Nous étions tous les deux désormais allongés sur le tapis du salon, à fixer le plafond sans un regard l'un pour l'autre, encore bouleversés et essoufflés par l'intensité et la perfection de ces adieux, quand je l'entendais prendre la parole pour la première fois de la soirée.

"Tu mérites tellement mieux...", j'aurai dû la maudire pour cette phrase mais je continuais de fixer le plafond silencieusement, sans un regard pour elle. Je savais qu'elle avait fait de son mieux pour s'autoriser ce bonheur avec moi mais qu'elle n'y arrivait pas et je n'arrivais pas à la détester pour ça car Mia était sincère.

"Tu prévois de rentrer quand à Paris ?", ce n'était vraiment pas utile de lui répondre et de s'étaler. Mia était une femme complexe mais j'en savais suffisamment d'elle pour comprendre toutes les raisons qui la poussait aujourd'hui à tout arrêter. Je n'avais pas besoin de sa pitié ou de ses explications alors j'essayais d'avancer.

"Je pense que je vais rester à Londres et continuer au studio avec les filles", j'étais sous le choc mais j'essayais de reprendre l'air de rien parce que cela aurait été certainement déplacé de commenter dans ma position.

"C'est bien. C'est génial ce que tu fais avec elles. J'ai été très con sur le sujet ces derniers temps mais tu ne devrais pas faire autre chose, tu es vraiment faite pour ça. Je suis heureux de savoir que tu ne regrettes pas tout de ton expérience ici", dieu comme j'avais mal en ce moment et comme les mots sortaient péniblement de ma gorge. Mais le pire c'est que je ne savais même pas dire si j'avais compté pour elle et c'était ça qui me tuait.

"Tu sais ce que Harry m'a dit avant de partir ? Qu'il n'avait jamais connu une femme avec un cœur de pierre comme le mien. Si j'ai autant pleuré ce soir là c'est parce que je savais qu'il avait raison et que je n'arrivais pas à m'ouvrir à toi malgré toute ma volonté", je détestais d'entendre encore le nom de cet homme dans un moment pareil, je détestais d'apprendre qu'il lui avait empoisonné le cerveau à tous les niveaux avant de partir, je brûlais de rage à cette nouvelle révélation mais je laissais Mia continuer.
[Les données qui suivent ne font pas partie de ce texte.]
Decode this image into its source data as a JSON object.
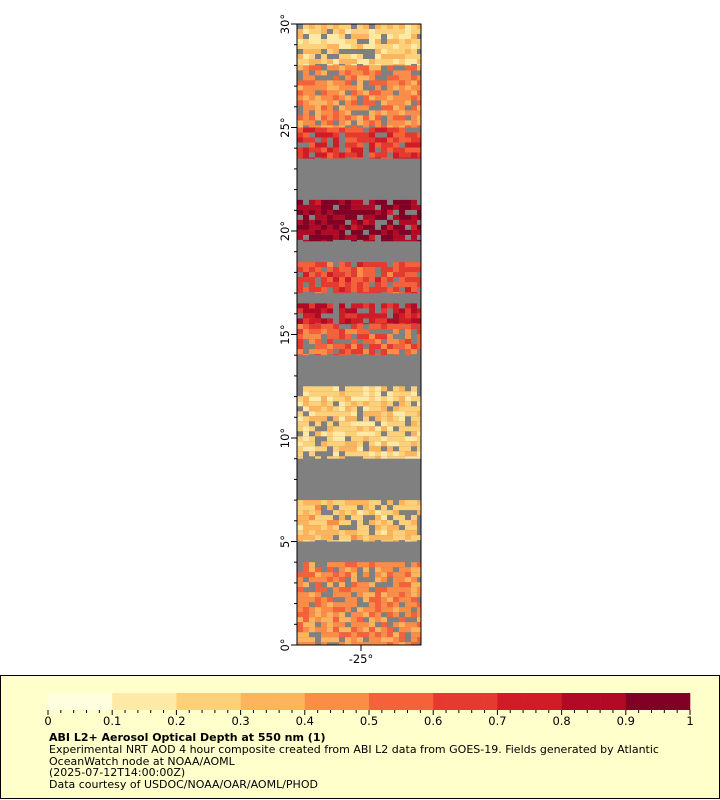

"Ça a été comme ça toute ma vie, Charlie, et je ne veux pas que tu le prennes pour toi. Tu es le seul à qui j'ai eu envie de le dire, le seul qui ait compté jusqu'ici et je sais que je pourrai regretter cette décision mais je ne supporte pas cette pression. Je ne suis pas prête pour tout ce que tu me demandes. Je suis épuisée de devoir lutter contre ce que je ressens et je ne te rends pas service non plus en le faisant", ses mots étaient aussi réparateurs que destructeurs. J'avais les larmes au bord des yeux parce que Mia venait de le confirmer. C'était terminé. Aussi simplement que ça.

"Je sais". Et je suis reparti le soir même, je l'ai recroisé pour son déménagement quelques jours plus tard et elle avait disparu complètement de mon monde, aussi brutalement qu'elle y était entrée.